Forgive from your body, not just your mind.
Sometimes we intellectually forgive, but our body is not on board. Is there a distinction between forgiving from our body versus our mind, and how can we align both?
Last weekend I attended a workshop called ‘Sacred Flame.’ It was a couples workshop at a local center. To my dismay, much of the workshop consisted of a series of journaling exercises. I wanted to move, dance, and play with my sweetie. Not sit still to journal. Resistance reared its head. Yet, we were there because we were intrigued, plus loved and trusted the facilitators, so despite my resistance I gave it a go.
The prompts encouraged me to explore my purpose and my passions.
As I wrote, the resistance was overrun by truths, I had known, but not yet put to words.
“My purpose is …to come full circle. Being raised where the intellect was primary and I wasn’t seen for other parts of me — going on this journey and proving my intellect, and now surrendering my intellect back to the heart.
How do I do that? Where is this showing up in my life? Where am I relying on intellect vs. heart?”
I landed on forgiveness.
Forgiveness has been a topic on my mind for months now. As I plan my wedding, there are challenging family patterns I must confront. I started the process determined to put them behind me. It’s time to let it go. I would invite everyone. I would not let what was when I was 13 create fresh conflict as I enter a new union. A union I hope will break patterns for me and the next generation to follow.
All well and good, however when I stared at the names on my guest list, as I pictured the events unfolding, it felt off. My forgiveness felt untrue. I pictured my body stiffening for the perfunctory hug. A part of me on guard, hoping the immeasurable love from many would drown my lingering suspicions and the tenseness I felt when confronted what despite my desires, remains imperfectly healed.
At the beginning of my wedding planning, the decision to let my grievances go had been intellectual, made from the head.
It hadn’t been the first time I’d made that very decision.
I’ve tried for years.
It’s like using willpower — or constant effort. It’s wearing clothes that don’t quite fit. A masquerade when longing to show your true colors. There’s constant risk of breaking through the charade. Cracks may appear and at any moment the whole act may be overrun or burst to pieces, revealing a very different inclination underneath.

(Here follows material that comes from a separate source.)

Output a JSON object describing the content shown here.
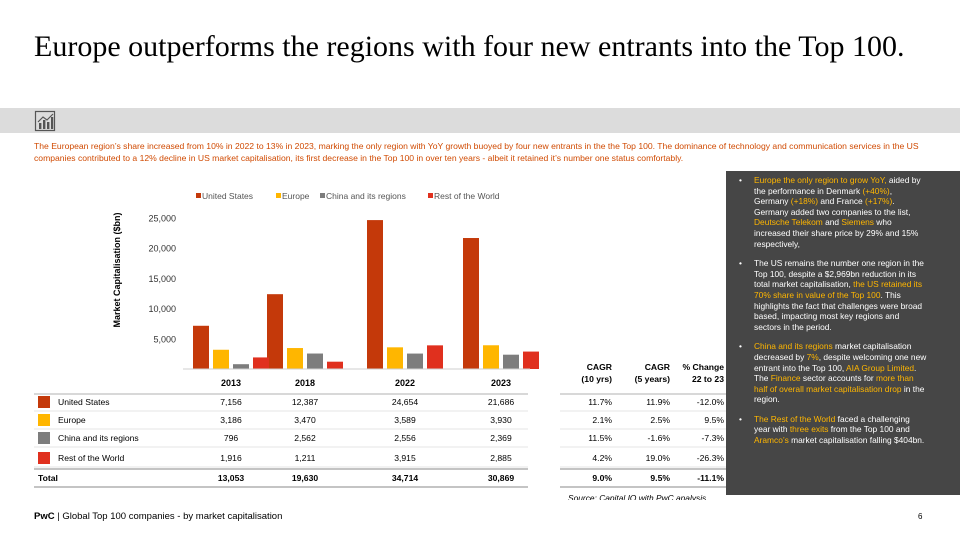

Forgiving may be easy to do intellectually, or in the form of an action, such as stating ‘I’m sorry’ as we’ve been dutifully taught since childhood.
Yet, when I return to the places and when I see the people, I can’t deny the way my body tenses up, the way my words, which usually flow, come out stilted, stifled less formed. The way I impulsively dim my own lights, just slightly. My nervous system is not yet at ease. My body, despite whatever intentions I hold goes into a survival state.
The reason is I can’t forgive and make peace from my head, I must forgive from my heart and my body. My body, as it makes clear, has not yet forgotten, and has not forgiven.
Forgiveness is something to be embodied, not intellectualized. It must be true in our bodies, in our cells, in our beings.
And yet, writing about it — this very insight — IS intellectual in nature. It’s a start — it’s a realization that how I (and maybe you?) were trying so long to forgive doesn’t work.
Back at the couples workshop, I let the feelings wash over me. I feel my heart beat. I feel the held hurt, the sadness, the grief, still there.
My mind cannot make something true for my body, but it can support it.
I decide with my mind, to give my body space and time to continue processing and healing in the ways it does best.
I can go to acupuncture, or massage.
I can dance.
I can cry.
I can sit in stillness and feel. Really feel.
I can check-in with sensations.
I can move my body without consciously checking in with my mind.
I can use herbs that work with my body on physical, emotional and spiritual levels.
I can go to more workshops that ask me to take the space to grapple with my own resistance.
I can go at the pace of my body, naming the destination with my mind, and using my body’s wisdom and timing to make the journey.
How does your body forgive? Have you noticed the distinction between intellectual forgiveness and full-body forgiveness?